Let’s sum up what we’ve learned about trends in political participation. On the positive side of the ledger, Americans today score about as well on a civics test as our parents and grandparents did, though our self-congratulation should be restrained, since we have on average four more years of formal schooling than they had.33 Moreover, at election time we are no less likely than they were to talk politics or express interest in the campaign. On the other hand, since the mid-1960s, the weight of the evidence suggests, despite the rapid rise in levels of education Americans have become perhaps 10–15 percent less likely to voice our views publicly by running for office or writing Congress or the local newspaper, 15–20 percent less interested in politics and public affairs, roughly 25 percent less likely to vote, roughly 35 percent less likely to attend public meetings, both partisan and nonpartisan, and roughly 40 percent less engaged in party politics and indeed in political and civic organizations of all sorts. We remain, in short, reasonably well-informed spectators of public affairs, but many fewer of us actually partake in the game.
Also of note:
Footnote: "Lori Weber,The Effects of Democratic Deliberation on Political Tolerance (Ph.D. diss., University of Colorado, 1999), 24–42, reports that “social” forms of participation (such as attending meetings) are associated with increased political tolerance, whereas “individual” forms of participation (such as contacting officials) are not."

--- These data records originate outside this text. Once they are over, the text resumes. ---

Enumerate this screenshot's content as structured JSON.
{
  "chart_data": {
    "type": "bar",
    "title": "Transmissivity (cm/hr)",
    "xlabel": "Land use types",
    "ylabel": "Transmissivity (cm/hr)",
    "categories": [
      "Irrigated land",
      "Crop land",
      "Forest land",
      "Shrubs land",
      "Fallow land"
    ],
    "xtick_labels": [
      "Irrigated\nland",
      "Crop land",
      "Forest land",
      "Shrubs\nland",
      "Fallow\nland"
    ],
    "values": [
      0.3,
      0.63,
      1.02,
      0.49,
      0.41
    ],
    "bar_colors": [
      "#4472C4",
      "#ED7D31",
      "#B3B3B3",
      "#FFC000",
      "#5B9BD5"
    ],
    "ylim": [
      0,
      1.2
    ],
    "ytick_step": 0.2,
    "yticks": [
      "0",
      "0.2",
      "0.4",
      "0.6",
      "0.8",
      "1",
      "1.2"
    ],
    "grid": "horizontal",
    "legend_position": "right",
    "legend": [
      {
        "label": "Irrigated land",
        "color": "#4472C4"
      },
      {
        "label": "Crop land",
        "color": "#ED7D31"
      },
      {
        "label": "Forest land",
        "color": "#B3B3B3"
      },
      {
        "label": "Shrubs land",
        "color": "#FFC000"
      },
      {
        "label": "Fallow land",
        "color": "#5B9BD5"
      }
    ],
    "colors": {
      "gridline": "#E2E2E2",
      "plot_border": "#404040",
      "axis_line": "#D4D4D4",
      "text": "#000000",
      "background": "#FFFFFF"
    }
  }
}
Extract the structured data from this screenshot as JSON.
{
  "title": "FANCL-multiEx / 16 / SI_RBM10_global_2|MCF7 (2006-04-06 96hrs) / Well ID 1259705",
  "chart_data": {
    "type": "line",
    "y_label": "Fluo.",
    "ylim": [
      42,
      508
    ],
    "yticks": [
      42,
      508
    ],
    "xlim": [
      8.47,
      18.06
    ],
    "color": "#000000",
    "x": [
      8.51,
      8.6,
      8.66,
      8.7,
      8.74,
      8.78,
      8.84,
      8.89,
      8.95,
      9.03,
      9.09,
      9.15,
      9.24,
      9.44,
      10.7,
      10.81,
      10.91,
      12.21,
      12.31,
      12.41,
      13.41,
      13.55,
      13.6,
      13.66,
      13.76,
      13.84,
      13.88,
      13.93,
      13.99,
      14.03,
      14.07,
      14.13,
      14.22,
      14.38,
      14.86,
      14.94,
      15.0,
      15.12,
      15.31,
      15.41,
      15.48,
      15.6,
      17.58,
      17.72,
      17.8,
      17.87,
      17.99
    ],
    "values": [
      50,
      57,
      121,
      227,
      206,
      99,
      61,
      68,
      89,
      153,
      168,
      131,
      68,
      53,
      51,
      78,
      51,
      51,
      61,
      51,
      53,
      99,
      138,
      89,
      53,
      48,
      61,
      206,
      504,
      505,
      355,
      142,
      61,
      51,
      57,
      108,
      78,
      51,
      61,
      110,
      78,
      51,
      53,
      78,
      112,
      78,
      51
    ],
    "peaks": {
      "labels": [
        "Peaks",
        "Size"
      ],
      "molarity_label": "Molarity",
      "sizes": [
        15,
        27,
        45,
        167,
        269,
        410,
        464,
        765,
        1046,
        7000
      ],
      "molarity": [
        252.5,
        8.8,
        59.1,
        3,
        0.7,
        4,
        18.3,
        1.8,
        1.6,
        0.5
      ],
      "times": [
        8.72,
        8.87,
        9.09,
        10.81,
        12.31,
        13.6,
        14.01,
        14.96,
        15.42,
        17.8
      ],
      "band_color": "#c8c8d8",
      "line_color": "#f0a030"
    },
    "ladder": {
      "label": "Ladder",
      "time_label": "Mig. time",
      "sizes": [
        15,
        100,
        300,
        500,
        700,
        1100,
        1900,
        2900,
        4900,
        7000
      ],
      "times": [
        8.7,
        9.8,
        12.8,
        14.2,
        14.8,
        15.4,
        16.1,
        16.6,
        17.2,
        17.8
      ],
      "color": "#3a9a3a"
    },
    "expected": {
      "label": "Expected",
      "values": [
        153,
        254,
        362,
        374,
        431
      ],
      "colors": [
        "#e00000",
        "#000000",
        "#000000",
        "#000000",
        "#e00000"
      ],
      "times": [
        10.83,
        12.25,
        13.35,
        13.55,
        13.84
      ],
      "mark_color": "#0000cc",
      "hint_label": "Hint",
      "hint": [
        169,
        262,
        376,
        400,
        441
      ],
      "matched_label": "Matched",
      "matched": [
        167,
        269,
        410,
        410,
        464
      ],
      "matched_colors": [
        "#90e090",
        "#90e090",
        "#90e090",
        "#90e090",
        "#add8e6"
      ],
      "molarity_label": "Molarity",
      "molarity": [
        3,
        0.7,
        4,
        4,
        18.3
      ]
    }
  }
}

It's clearer and clearer to me that one of the most serious problems with the United States is that we participate in fewer face-to-face communities.
I choose to make my last stand on the one face-to-face institution that we still have left: the church.
Those who are more secular in nature, I recommend that you spend some serious time discerning a holistic community that incorporates personal formation, mutual aid, friendship, and social in one institution.
Until you have that figured out and arrive back at a model much like on of the many ways people have formed churches, synagogues, temples, or mosques, I recommend joining a faith community.
Increasingly, many faith communities, like Unitarian Universalism, or liberal Quakerism, don't require belief in God, but focus on social justice.